When the discussion is individualized, it gains the name and the history of a person, it remains the certainty that the new studies are not a simple permission to leave the exams aside. And that the  risks and benefits need to be weighed. There are those who prefer to deal with the anxiety generated by possible false alarms found in an examination, rather than with the idea of ​​not detecting a health threat as soon as possible. There are those who do not tolerate living in the expectation of taking exams and prefer to look at a problem when - and if - it appears. The importance of studies that analyze the consequences of screening may be to remember that all conduct in medicine - examinations, medications, procedures - has side effects . And that the good relationship between doctor and patient, Plus a well-informed patient, is a key factor in choosing what is most appropriate for each person - and to deal with the effects of that decision. "There is no uniformity in the studies that allows us to make a single decision, not to do or to track," says oncologist Paulo Hoff , director of the Institute of Cancer of the State of São Paulo ( Icesp ). "The ideal would be to have genetic markers that tell us whether a detected tumor will develop or not, but that does not yet exist." Says the oncologist Paulo Hoff , director of the Institute of Cancer of the State of São Paulo ( Icesp ). "The ideal would be to have genetic markers that tell us whether a detected tumor will develop or not, but that does not yet exist." Says the oncologist Paulo Hoff , director of the Institute of Cancer of the State of São Paulo ( Icesp ). "The ideal would be to have genetic markers that tell us whether a detected tumor will develop or not, but that does not yet exist."

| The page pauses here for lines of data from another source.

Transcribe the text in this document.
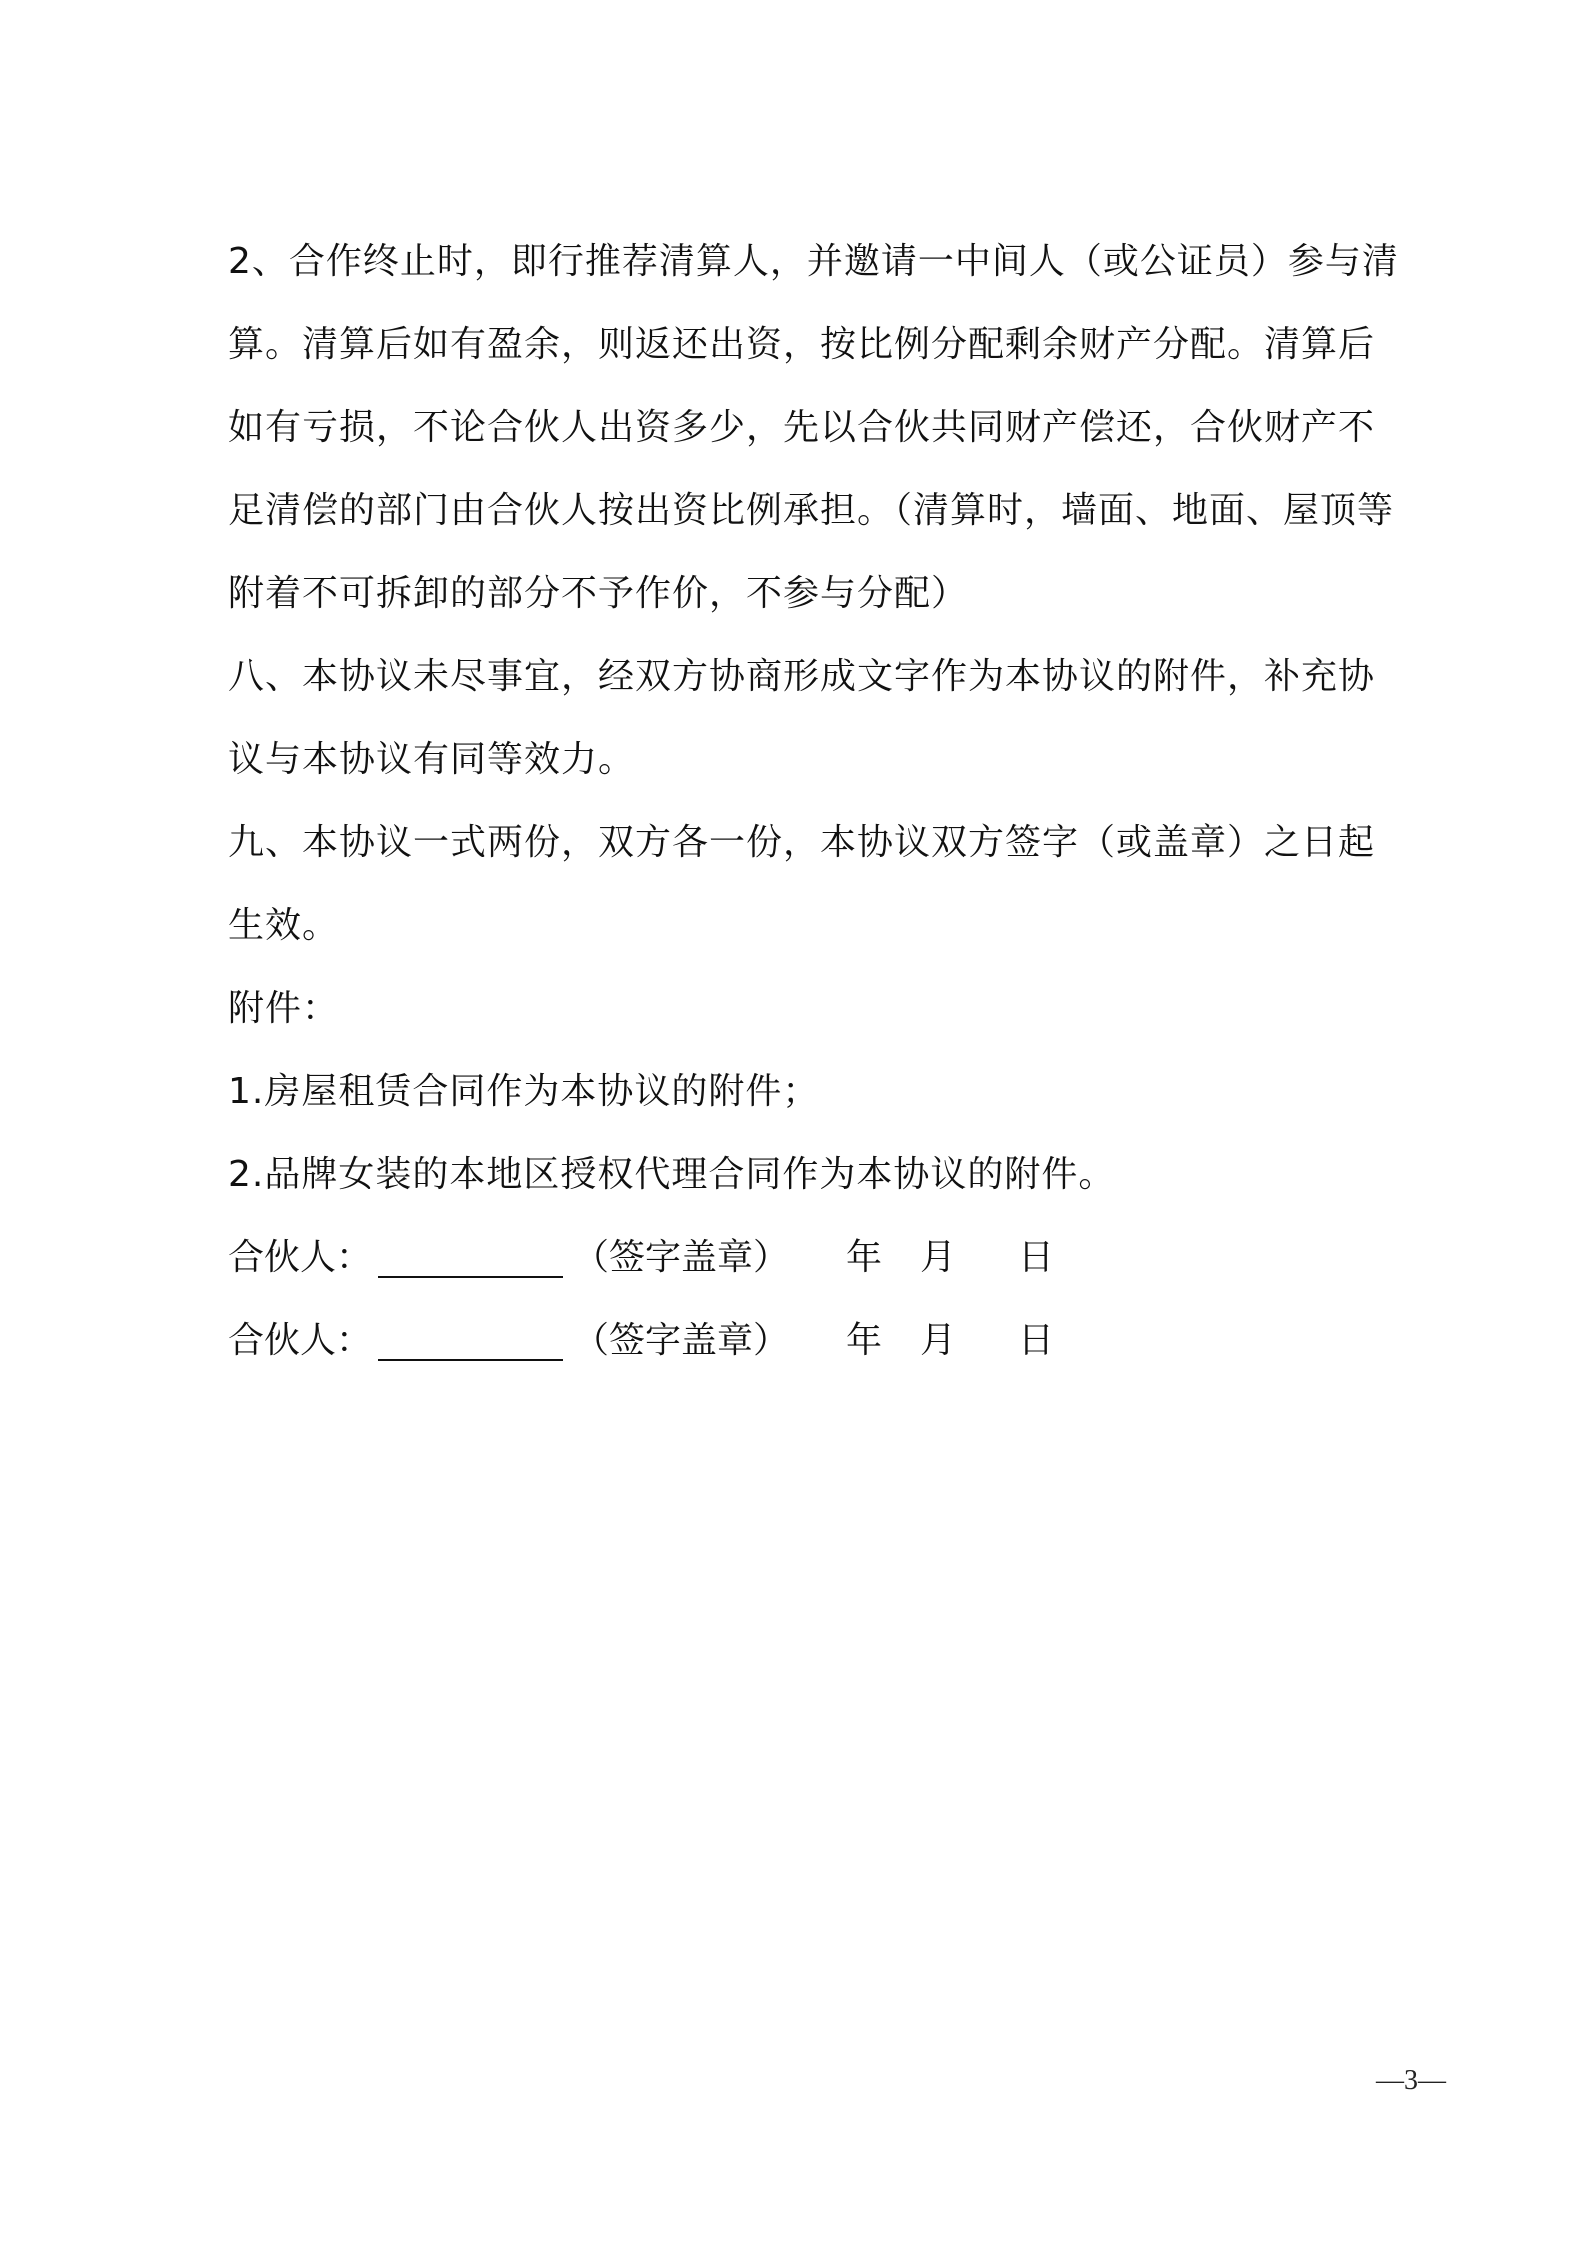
2、合作终止时，即行推荐清算人，并邀请一中间人（或公证员）参与清
算。清算后如有盈余，则返还出资，按比例分配剩余财产分配。清算后
如有亏损，不论合伙人出资多少，先以合伙共同财产偿还，合伙财产不
足清偿的部门由合伙人按出资比例承担。（清算时，墙面、地面、屋顶等
附着不可拆卸的部分不予作价，不参与分配）
八、本协议未尽事宜，经双方协商形成文字作为本协议的附件，补充协
议与本协议有同等效力。
九、本协议一式两份，双方各一份，本协议双方签字（或盖章）之日起
生效。
附件：
1.房屋租赁合同作为本协议的附件；
2.品牌女装的本地区授权代理合同作为本协议的附件。
合伙人：	（签字盖章） 年 月 日
合伙人：	（签字盖章） 年 月 日
—3—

Welch himself, who has been studying the phenomenon of overexamination for decades, has followed the path of individualizing his decision. As his father had died from bowel cancer , Welch did at age 50 a preventive examination, called a colonoscopy . As the result was "totally normal," he chose not to repeat the exam periodically. His decision runs counter to the recommendation of the American Task Force itself - which is usually skeptical about the benefits of screening, but recommends screening for colon cancer in the 50-75 age group. At age 62, Welch says that today his greatest health fears are others. "I am more concerned about the slow and progressive decline in a nursing home, failing to recognize my wife and daughter," Says Welch. "My biggest concern is not to die, to live too much."